Boros’ memories of opening night in Peekskill, NY, in 2014 will be forever etched in his memory.
“We had multiple standing ovations, and several young Irish dancers ran up on the stage at the end and performed our encore with us, hand in hand. It was an amazing night, and one I will never forget as more than a decade of hard work came to full fruition.”
When the Celebration Tour kicks off in California on March 3, audiences will witness many new and intriguing elements.
“We have two new female leads that we expect to take their roles to new heights, more lighting and several choreography changes. I have the best team of dancers I could ask for.
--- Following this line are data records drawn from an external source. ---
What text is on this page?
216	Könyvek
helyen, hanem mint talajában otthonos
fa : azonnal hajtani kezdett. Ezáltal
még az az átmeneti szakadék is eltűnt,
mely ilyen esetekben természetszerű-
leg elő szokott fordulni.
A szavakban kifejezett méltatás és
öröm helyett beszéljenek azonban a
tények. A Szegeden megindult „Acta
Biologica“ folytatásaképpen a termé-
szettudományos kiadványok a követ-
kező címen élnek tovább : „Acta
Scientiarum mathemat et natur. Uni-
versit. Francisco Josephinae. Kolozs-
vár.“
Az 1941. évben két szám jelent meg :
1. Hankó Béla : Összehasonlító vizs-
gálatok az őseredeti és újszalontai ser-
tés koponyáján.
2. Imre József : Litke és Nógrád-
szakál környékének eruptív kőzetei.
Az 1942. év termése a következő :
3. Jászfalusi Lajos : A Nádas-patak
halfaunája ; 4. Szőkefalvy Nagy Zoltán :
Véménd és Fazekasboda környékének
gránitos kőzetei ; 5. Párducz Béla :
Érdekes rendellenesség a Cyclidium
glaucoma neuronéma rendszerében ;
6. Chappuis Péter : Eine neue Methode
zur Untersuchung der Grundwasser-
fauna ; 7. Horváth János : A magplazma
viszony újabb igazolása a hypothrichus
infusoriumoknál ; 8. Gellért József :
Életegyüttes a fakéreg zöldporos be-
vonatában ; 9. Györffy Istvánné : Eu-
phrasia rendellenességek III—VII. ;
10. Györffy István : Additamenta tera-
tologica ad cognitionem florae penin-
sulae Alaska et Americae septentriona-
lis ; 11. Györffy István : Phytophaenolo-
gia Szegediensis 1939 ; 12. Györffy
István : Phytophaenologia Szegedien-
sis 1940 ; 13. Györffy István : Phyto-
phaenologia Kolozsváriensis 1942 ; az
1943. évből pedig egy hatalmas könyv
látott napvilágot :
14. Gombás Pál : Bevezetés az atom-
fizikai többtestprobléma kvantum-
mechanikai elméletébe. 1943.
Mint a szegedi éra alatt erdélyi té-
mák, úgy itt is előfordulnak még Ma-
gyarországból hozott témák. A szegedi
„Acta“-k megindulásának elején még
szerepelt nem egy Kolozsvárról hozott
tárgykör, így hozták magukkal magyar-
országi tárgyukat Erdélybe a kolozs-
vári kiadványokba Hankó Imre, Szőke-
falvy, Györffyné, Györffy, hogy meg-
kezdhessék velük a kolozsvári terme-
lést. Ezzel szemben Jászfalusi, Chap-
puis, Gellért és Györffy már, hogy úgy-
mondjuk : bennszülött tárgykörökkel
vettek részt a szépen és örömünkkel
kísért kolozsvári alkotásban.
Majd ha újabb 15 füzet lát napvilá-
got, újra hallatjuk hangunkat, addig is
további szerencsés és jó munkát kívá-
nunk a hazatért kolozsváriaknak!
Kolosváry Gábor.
Less than one per cent of our audiences are familiar with the intricacies of Irish dance, so it is vital that we aim for great stage presence and performing ability.”
Boros is always mindful that people “pay good money” to see his shows.
“They may be worried about covering their mortgage, issues at their job, or stress within their families. It is our job to bring joy and happiness to each and every patron. If they, even for a brief moment in time, can be transported to a place of joy and happiness, then we have been successful.”
Boros aims to continue to inspire others the same way that Michael Flatley once inspired him.
“My goal is to keep doing this for as long as I can. My creative process is constant, and I am always thinking of ways to improve the show.”
“This is our fifth consecutive U.S. tour. Getting a production off the ground and onto a tour is a massive endeavor, especially if it is a new show. There are countless obstacles, and the fact that we continue to grow and do this year after year makes me feel like this is no accident; we have a great product, a tour model that works, and a winning team of people.”
It is a formula that he hopes will also prove successful with an upcoming holiday show, Carol of the King, The Irish Dance Christmas Spectacular, which is scheduled to hit the road next December.
“It is just possible that my half-Irish grandmother is responsible for all of this,” he laughs. “I could have a little ‘Jig’ in my DNA.”